First, we might ask: why do we care? It turns out that there are people who are putting official records like birth certificates, marriage certificates, and college degrees on blockchains. Even if those blockchain systems are replaced or abandoned at some point in the future, that kind of information will still be of interest. And so we can usefully ask: for a generic blockchain system, what does it mean to end gracefully?
The idea of bringing a system to an end is so common that it can be hard to see why there’s an issue. Intuitively, it seems like it should be easy to have a stable, inexpensive version of the stored state. For example, if we’re running a conventional database, we simply stop processing transactions, read out the final state onto some kind of permanent storage, and we are all done. Why doesn’t the same basic approach work for a blockchain?
Pretty much everything about a blockchain is different from a conventional database, which rules out the simple approach. By design, there’s no single controller of the blockchain, and there’s no quick way to simply “stop processing changes.” There’s no magic entry we can write into the data to say that we’re all done now. Instead, the data at the end of a blockchain is written by a semi-cooperative, semi-competitive joint effort by a self-selected community.
One of the problems with a system that’s reaching the end of its life is that the community engaged with the system is probably getting smaller. That’s a challenge because the soundness of a blockchain system is related to the size of the community. The usual argument is that good players “outweigh” the bad players. A shrinking community means that it’s easier for bad players to affect the system’s operation.
In addition to the problem of a shrinking community, we have to be aware that many blockchain systems are designed to use an unstable consensus. In a system with an unstable consensus, we know that the last block of the chain as seen by a particular player is contingent – it’s possible that most of the community has chosen a different last block. In fact, it’s possible that every block known by that player is wrong. All we really know in a system with unstable consensus is that older blocks are more likely to be correct and newer blocks are less likely to be correct.

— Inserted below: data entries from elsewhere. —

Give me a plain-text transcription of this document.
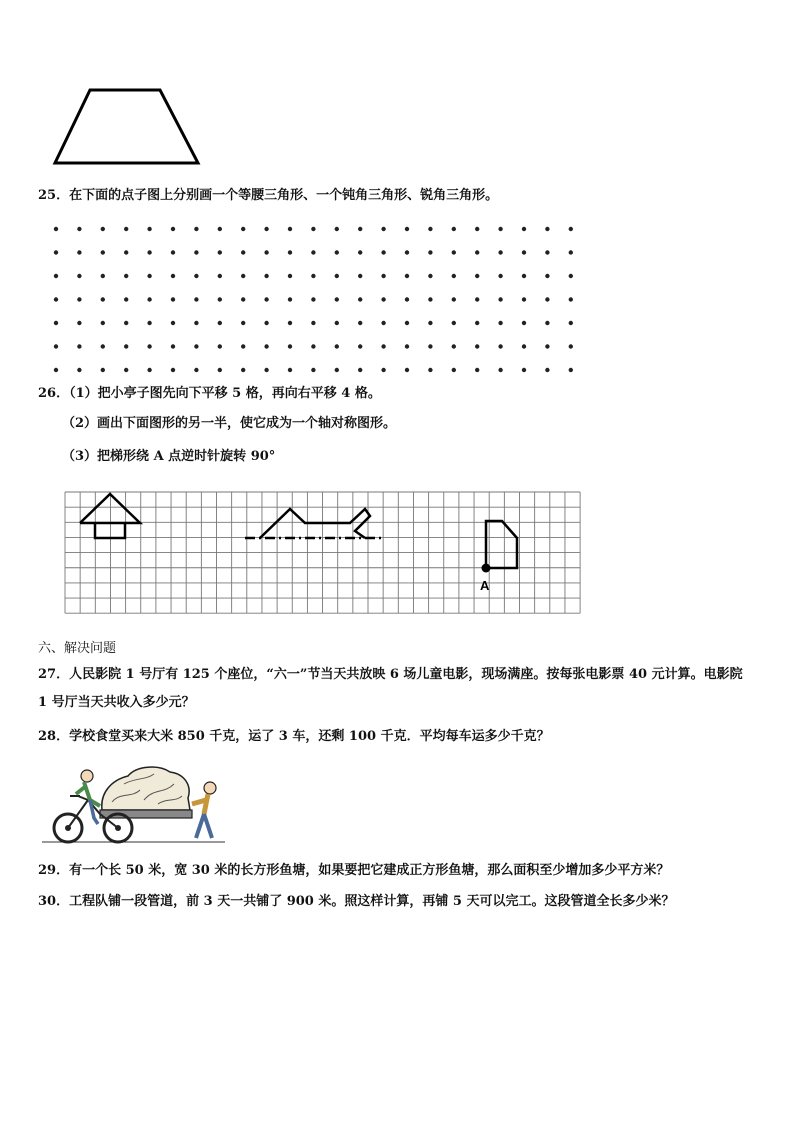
25．在下面的点子图上分别画一个等腰三角形、一个钝角三角形、锐角三角形。
26．（1）把小亭子图先向下平移 5 格，再向右平移 4 格。
（2）画出下面图形的另一半，使它成为一个轴对称图形。
（3）把梯形绕 A 点逆时针旋转 90°
A
六、解决问题
27．人民影院 1 号厅有 125 个座位，“六一”节当天共放映 6 场儿童电影，现场满座。按每张电影票 40 元计算。电影院
1 号厅当天共收入多少元？
28．学校食堂买来大米 850 千克，运了 3 车，还剩 100 千克．平均每车运多少千克？
29．有一个长 50 米，宽 30 米的长方形鱼塘，如果要把它建成正方形鱼塘，那么面积至少增加多少平方米？
30．工程队铺一段管道，前 3 天一共铺了 900 米。照这样计算，再铺 5 天可以完工。这段管道全长多少米？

So when is it possible to walk away from a blockchain system? Honest players can safely abandon a blockchain using unstable consensus, as long as it contains no information of any continuing interest. However, if that blockchain contains any information that might need to be preserved, it can never be abandoned by the honest players. Leaving the blockchain alone allows it to be rewritten by dishonest players.

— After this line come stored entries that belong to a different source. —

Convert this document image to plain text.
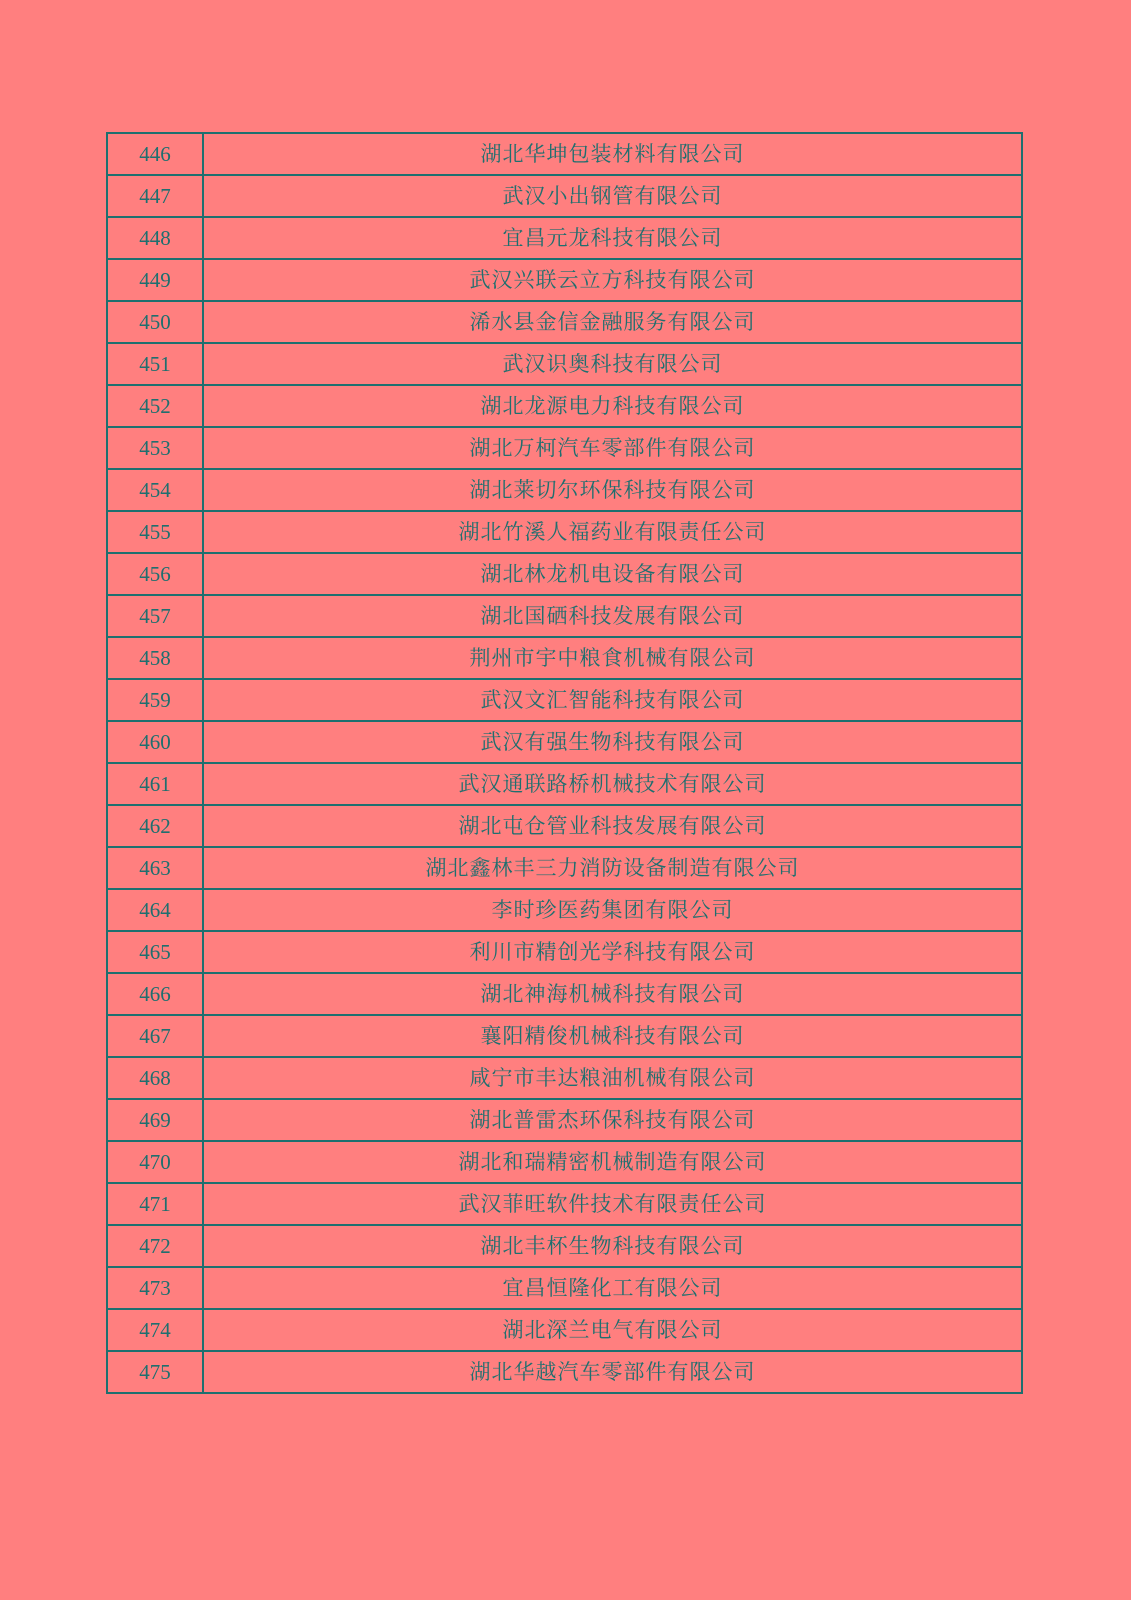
446	湖北华坤包装材料有限公司
447	武汉小出钢管有限公司
448	宜昌元龙科技有限公司
449	武汉兴联云立方科技有限公司
450	浠水县金信金融服务有限公司
451	武汉识奥科技有限公司
452	湖北龙源电力科技有限公司
453	湖北万柯汽车零部件有限公司
454	湖北莱切尔环保科技有限公司
455	湖北竹溪人福药业有限责任公司
456	湖北林龙机电设备有限公司
457	湖北国硒科技发展有限公司
458	荆州市宇中粮食机械有限公司
459	武汉文汇智能科技有限公司
460	武汉有强生物科技有限公司
461	武汉通联路桥机械技术有限公司
462	湖北屯仓管业科技发展有限公司
463	湖北鑫林丰三力消防设备制造有限公司
464	李时珍医药集团有限公司
465	利川市精创光学科技有限公司
466	湖北神海机械科技有限公司
467	襄阳精俊机械科技有限公司
468	咸宁市丰达粮油机械有限公司
469	湖北普雷杰环保科技有限公司
470	湖北和瑞精密机械制造有限公司
471	武汉菲旺软件技术有限责任公司
472	湖北丰杯生物科技有限公司
473	宜昌恒隆化工有限公司
474	湖北深兰电气有限公司
475	湖北华越汽车零部件有限公司
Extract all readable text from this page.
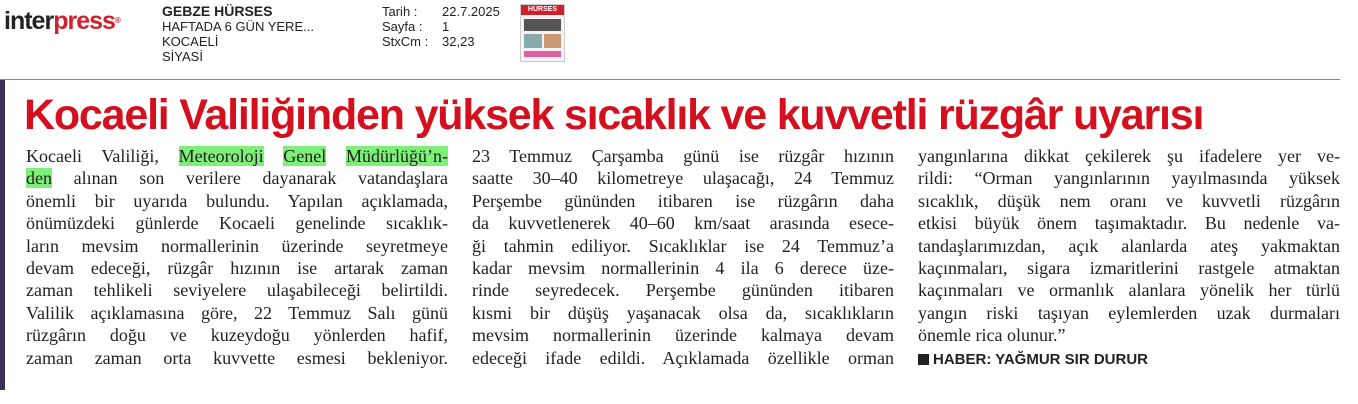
interpress®
GEBZE HÜRSES
HAFTADA 6 GÜN YERE...
KOCAELİ
SİYASİ
Tarih :	22.7.2025
Sayfa :	1
StxCm :	32,23
HÜRSES
Kocaeli Valiliğinden yüksek sıcaklık ve kuvvetli rüzgâr uyarısı
Kocaeli Valiliği, Meteoroloji Genel Müdürlüğü’n-
den alınan son verilere dayanarak vatandaşlara
önemli bir uyarıda bulundu. Yapılan açıklamada,
önümüzdeki günlerde Kocaeli genelinde sıcaklık-
ların mevsim normallerinin üzerinde seyretmeye
devam edeceği, rüzgâr hızının ise artarak zaman
zaman tehlikeli seviyelere ulaşabileceği belirtildi.
Valilik açıklamasına göre, 22 Temmuz Salı günü
rüzgârın doğu ve kuzeydoğu yönlerden hafif,
zaman zaman orta kuvvette esmesi bekleniyor.
23 Temmuz Çarşamba günü ise rüzgâr hızının
saatte 30–40 kilometreye ulaşacağı, 24 Temmuz
Perşembe gününden itibaren ise rüzgârın daha
da kuvvetlenerek 40–60 km/saat arasında esece-
ği tahmin ediliyor. Sıcaklıklar ise 24 Temmuz’a
kadar mevsim normallerinin 4 ila 6 derece üze-
rinde seyredecek. Perşembe gününden itibaren
kısmi bir düşüş yaşanacak olsa da, sıcaklıkların
mevsim normallerinin üzerinde kalmaya devam
edeceği ifade edildi. Açıklamada özellikle orman
yangınlarına dikkat çekilerek şu ifadelere yer ve-
rildi: “Orman yangınlarının yayılmasında yüksek
sıcaklık, düşük nem oranı ve kuvvetli rüzgârın
etkisi büyük önem taşımaktadır. Bu nedenle va-
tandaşlarımızdan, açık alanlarda ateş yakmaktan
kaçınmaları, sigara izmaritlerini rastgele atmaktan
kaçınmaları ve ormanlık alanlara yönelik her türlü
yangın riski taşıyan eylemlerden uzak durmaları
önemle rica olunur.”
HABER: YAĞMUR SIR DURUR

What can we do to manage or mitigate this kind of problem? Well, for the details of the possibilities, you can read the technical paper I wrote on the subject.
In most cases, for most blockchain systems, the shutdown problem is hard. There is no straightforward way to declare that a history is finished and archived. If you do not care enough about the integrity of the data to keep working at it (and potentially recruiting others to assist you) then your history will potentially be corrupted or vanish.
This is a rather surprising conclusion when we consider how blockchains have been touted for their merits as public record systems. Those positive assessments have been focused on the steady state of a blockchain’s normal operation. When we consider the whole life cycle of the system including its shutdown, a blockchain is likely to be a poor choice for any situation where the information is of long-term interest.